ALTAR DOS DIAS
de
inaugura a 14 junho de 2014
na ARC16 - Rua de Sã Luis 82, Faro
pelas 19 horas
ALTAR DOS DIAS
Olhamos, assombrados. Olhamos e assalta-nos a incerteza da
percepção, num desejo de baixar as pálpebras. Olhamos assim, em instantes de
cegueira, a sombra que nos esconde o visível. Decidimos então não baixar a
cabeça, não fechar os olhos, e os fantasmas desta pintura, por vezes
petrificados, por vezes renascendo em raízes de árvores tombadas, iluminam-se
dentro de nós, passando pela retina e selecionando-se no bloco cerebral da
visão, entre milhões de outras imagens decorrentes do que percepcionamos dia a
dia, porventura no fundo dos próprios sonhos.
De uma aparência por vezes sombria, esta arrebatadora
pintura de Maria João Franco, aliás como nos próprios desenhos, agrega em cada
apresentação conjuntos de iluminações — um intenso desejo de clarificar as
metamorfoses interiores do ver e do ser, memória trágica e romântica que emerge
dos nervos sob a pele e se propaga num espaço feito de coisas quase sempre
inomináveis, indiciando diversas aparições do mundo, gente e bichos, corpos
aparentemente amputados ou de cabeças ao alto, talvez gritando, como que
mostrando o vale torturado antes da vida emergir dessa cova cósmica. Tudo
parece lítico, modelado por uma civilização pós apocalipse, mas o saber
daquelas forças registadas na tela obriga-nos a ressuscitar depois do próprio
século XX. E então tudo se aproxima do olhar aberto, da obra aberta, ainda que
ligeiramente tocada por morfologias de algum Prometeu agrilhoado, de algum
Cristo crucificado, de algum Dilúvio capaz de arrancar quase todas as raízes da
terra, deixando-as escancaradas e de hastes ao alto. É verdade que esta visão
parece não exprimir a arte destroçada do século XX, essa colossal «soma de
destruições», mas é daí e da Bíblia relida que tudo se espalha por este mundo
nocturno a crescer entre desastres para nos atormentar um pouco ao jeito das
obras aqui expostas, de ontem ou de hoje, denegando a tecnologia de ponta e
gritando, da dor dos cortes e das metamorfoses kafkianas, o medo do colapso na
contracção futura do Universo sobre si mesmo, até ao nada.

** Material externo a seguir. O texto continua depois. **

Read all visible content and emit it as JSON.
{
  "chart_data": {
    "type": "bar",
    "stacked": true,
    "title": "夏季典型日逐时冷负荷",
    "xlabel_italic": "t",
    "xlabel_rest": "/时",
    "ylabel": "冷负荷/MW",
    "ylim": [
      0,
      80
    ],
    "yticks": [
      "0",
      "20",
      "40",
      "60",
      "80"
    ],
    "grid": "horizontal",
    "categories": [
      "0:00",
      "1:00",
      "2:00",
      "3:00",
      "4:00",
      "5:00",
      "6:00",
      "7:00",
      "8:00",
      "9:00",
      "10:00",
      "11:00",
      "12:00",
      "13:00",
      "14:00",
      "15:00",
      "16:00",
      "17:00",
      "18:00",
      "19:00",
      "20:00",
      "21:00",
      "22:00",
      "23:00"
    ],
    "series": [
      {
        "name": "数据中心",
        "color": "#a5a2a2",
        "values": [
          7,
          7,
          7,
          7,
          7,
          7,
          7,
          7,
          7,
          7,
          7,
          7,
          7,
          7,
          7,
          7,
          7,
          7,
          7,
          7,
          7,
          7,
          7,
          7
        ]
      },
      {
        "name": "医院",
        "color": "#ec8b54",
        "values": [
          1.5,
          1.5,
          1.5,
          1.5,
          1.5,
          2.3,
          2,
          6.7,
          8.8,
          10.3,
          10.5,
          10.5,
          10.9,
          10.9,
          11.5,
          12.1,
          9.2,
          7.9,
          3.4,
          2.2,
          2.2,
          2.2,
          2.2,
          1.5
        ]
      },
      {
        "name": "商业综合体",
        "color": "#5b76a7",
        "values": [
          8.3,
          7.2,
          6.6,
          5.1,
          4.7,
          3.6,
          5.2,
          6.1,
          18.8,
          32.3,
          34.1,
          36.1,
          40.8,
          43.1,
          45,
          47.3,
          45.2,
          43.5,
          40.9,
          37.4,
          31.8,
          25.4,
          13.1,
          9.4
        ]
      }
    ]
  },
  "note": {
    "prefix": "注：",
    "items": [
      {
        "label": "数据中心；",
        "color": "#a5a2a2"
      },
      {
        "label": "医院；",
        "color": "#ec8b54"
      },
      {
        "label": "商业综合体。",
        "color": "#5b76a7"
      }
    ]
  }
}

A inquietante paisagem que estes quadros formam entre si,
agrupáveis por partes de possíveis semelhanças morfológicas e gráficas, é uma
espécie de memória do futuro, uma forma humana fechada sobre si ou sentada em
concha, na hora de um parto solitário; é também a narrativa da crise social,
farrapos de gente, enforcados suspensos do nada, cãos ou lobos farejando por
baixo; e a par dos riscos que reescrevem gestos, é ainda o indício gráfico do
grito ou do chamamento; depois (ou antes) os troncos tombados de árvores
centenárias, talvez petrificadas no espaço onde as rochas ficaram nuas,
texturais, endurecidas pela luz forte dos incêndios em volta.
Claro que a arte não explicada nada, nem mesmo quando
ilustra as encenações do visível ou retrata impossivelmente os santos que nunca
existiram: ainda assim é dentro da sua reinvenção das coisas e dos seres que
podemos palpitar ao sentir as rasuras que nos fazem prever o infinito ou nos
inventam, a morte pelo homem na crucificação reformulada por Grunewald: é desse
universo que vem o futuro, com os seus mortos de ontem.